Plusieurs personnes croient encore aujourd'hui que le travail traditionnellement exécuté par les femmes dans notre société est moins exigeant que celui exécuté par les hommes et qu'il présente moins de dangers pour leur santé. Cela est absolument faux. C'est néanmoins cette fausse vision des choses qui a amené la Commission de la santé et de la sécurité du travail (CSST) à concentrer ses minimes efforts de prévention dans les secteurs d'emploi traditionnellement réservés aux hommes, délaissant ainsi les travailleuses qui ont pourtant bien besoin de conditions de travail plus saines et plus sécuritaires.
S'il est vrai que le travail exécuté par les femmes demande souvent moins de force physique que celui exécuté par les hommes, il demande souvent plus d'endurance. Prenons par exemple le travail d'opératrice de machine à coudre. Le Groupe de rechercheaction en biologie du travail (GRABIT) a décortiqué ce travail afin de pouvoir analyser l'énergie qu'il demande. Voici les résultats de l'étude réalisée par ce groupe : une opératrice de machine à coudre peut répéter le même cycle de travail plus de 1 500 fois par jour; ce cycle de travail implique des mouvements presque continuels des mêmes parties du corps; en une journée de travail, les opératrices soulèvent plus 400 kilos de matériel et exercent une force de plus de 2 850 kilos avec leurs bras, leurs épaules et leurs mains; la posture de travail est fixe et elles travaillent le dos courbé et la tête penchée au dessus de leur machine. Comment pourraiton prétendre que ces femmes exécutent un travail léger ?
En ayant à travailler dans de telles conditions, il n'est pas surprenant que tant d'opératrices de machine à coudre soient victimes de maladies (tendinites, bursites, syndrome du canal carpien, etc.) causées par leurs mauvaises conditions de travail. Le travail d'opératrice de machine à coudre n'est cependant pris ici qu'à titre d'exemple puisque plusieurs types d'emplois occupés par les femmes présentent des conditions d'exécution dangereuses pouvant entraîner des maladies du travail.
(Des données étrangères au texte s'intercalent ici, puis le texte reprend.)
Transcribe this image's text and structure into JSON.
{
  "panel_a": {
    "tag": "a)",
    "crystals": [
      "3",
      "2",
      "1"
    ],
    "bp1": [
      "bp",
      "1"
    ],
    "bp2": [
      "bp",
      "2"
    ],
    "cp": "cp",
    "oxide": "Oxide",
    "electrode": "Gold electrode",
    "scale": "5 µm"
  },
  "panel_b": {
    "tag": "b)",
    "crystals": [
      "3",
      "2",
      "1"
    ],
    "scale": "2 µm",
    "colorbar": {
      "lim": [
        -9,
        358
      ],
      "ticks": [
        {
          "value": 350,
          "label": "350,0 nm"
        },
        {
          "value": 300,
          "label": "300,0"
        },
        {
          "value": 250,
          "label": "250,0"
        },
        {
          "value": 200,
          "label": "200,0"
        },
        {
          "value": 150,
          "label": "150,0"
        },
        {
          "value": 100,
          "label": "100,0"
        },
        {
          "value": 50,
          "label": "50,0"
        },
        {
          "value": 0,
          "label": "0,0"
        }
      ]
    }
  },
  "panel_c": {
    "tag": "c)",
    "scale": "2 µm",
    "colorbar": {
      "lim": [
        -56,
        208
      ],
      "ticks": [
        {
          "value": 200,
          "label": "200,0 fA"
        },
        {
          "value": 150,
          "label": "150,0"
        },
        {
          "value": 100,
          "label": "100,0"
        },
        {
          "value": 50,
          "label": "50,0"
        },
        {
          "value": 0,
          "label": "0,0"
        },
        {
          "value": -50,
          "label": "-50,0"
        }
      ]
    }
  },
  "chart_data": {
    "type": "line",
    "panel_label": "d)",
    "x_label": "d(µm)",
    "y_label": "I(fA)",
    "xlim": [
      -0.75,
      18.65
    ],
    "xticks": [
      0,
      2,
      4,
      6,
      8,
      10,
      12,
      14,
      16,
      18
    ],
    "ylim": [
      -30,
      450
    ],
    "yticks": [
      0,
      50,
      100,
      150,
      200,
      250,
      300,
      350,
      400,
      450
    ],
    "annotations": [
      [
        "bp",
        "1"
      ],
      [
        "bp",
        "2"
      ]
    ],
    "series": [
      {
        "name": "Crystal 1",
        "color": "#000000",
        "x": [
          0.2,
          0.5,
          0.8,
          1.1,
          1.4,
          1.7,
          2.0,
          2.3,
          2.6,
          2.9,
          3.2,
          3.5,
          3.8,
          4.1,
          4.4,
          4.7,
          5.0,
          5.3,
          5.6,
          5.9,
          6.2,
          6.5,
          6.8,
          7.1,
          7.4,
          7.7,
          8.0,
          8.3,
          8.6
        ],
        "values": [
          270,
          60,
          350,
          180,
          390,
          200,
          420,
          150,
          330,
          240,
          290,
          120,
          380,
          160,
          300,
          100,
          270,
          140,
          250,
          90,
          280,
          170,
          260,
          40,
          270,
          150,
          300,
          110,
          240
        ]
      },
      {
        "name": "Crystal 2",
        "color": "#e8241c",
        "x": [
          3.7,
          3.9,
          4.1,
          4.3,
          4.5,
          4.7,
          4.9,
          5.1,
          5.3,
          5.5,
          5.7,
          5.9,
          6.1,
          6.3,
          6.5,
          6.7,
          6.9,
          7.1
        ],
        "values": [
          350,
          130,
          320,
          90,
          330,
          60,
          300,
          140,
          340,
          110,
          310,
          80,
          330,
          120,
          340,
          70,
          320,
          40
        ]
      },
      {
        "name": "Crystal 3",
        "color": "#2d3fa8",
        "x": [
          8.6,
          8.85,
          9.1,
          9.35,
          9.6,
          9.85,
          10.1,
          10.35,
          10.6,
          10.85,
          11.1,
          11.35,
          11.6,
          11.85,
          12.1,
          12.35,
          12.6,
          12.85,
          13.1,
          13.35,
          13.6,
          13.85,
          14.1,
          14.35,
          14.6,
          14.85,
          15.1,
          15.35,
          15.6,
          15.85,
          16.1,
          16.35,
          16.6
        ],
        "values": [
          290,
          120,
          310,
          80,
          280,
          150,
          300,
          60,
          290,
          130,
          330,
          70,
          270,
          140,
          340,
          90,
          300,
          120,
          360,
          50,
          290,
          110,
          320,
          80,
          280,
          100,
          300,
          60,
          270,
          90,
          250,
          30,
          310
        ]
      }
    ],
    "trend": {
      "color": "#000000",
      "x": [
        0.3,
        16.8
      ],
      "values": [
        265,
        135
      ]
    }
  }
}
On peut penser aux caissières, aux assembleuses sur les chaînes de montage, aux serveuses, aux travailleuses des abattoirs, etc. Tous ces emplois sont très exigeants et ne sauraient être considérés comme des emplois légers. Il est donc grand temps que notre société modifie sa perception du travail des femmes afin que celleci corresponde davantage à la réalité.
Les travailleuses qui occupent des emplois qui les rendent malades sont trop souvent démunies, isolées, nonsyndiquées. Elles n'ont habituellement accès à aucune ressource qui puisse leur fournir des explications simples concernant les origines de leurs problèmes de santé et les traitements possibles pour les différentes maladies dont elles sont victimes. Elles ignorent aussi pour la plupart quels sont leurs droits face à leur employeur et à la CSST. Ceci amène plusieurs travailleuses à abandonner leur travail sans avoir eu l'information dont elles avaient besoin et sans avoir fait valoir leurs droits. Elles assument ainsi personnellement les conséquences des maladies desquelles elles ne sont pourtant pas responsables.
C'est afin de contribuer à modifier cette situation dans laquelle trop de travailleuses se retrouvent que nous avons décidé de produire ce numéro spécial sur les conditions de travail des femmes et leurs conséquences sur la santé. Nous espérons que l'information qu'il contient saura éclairer les travailleuses déjà malades sur ce qui leur arrive de même que les soutenir et les assister dans leurs différentes démarches. Nous espérons aussi qu'il incitera l'ensemble des travailleuses à s'unir afin que les conditions dans lesquelles elles doivent exercer leur travail soient modifiées de façon à ce qu'elles ne les rendent plus malades et qu'elle puissent ainsi cesser de perdre leur vie à la gagner.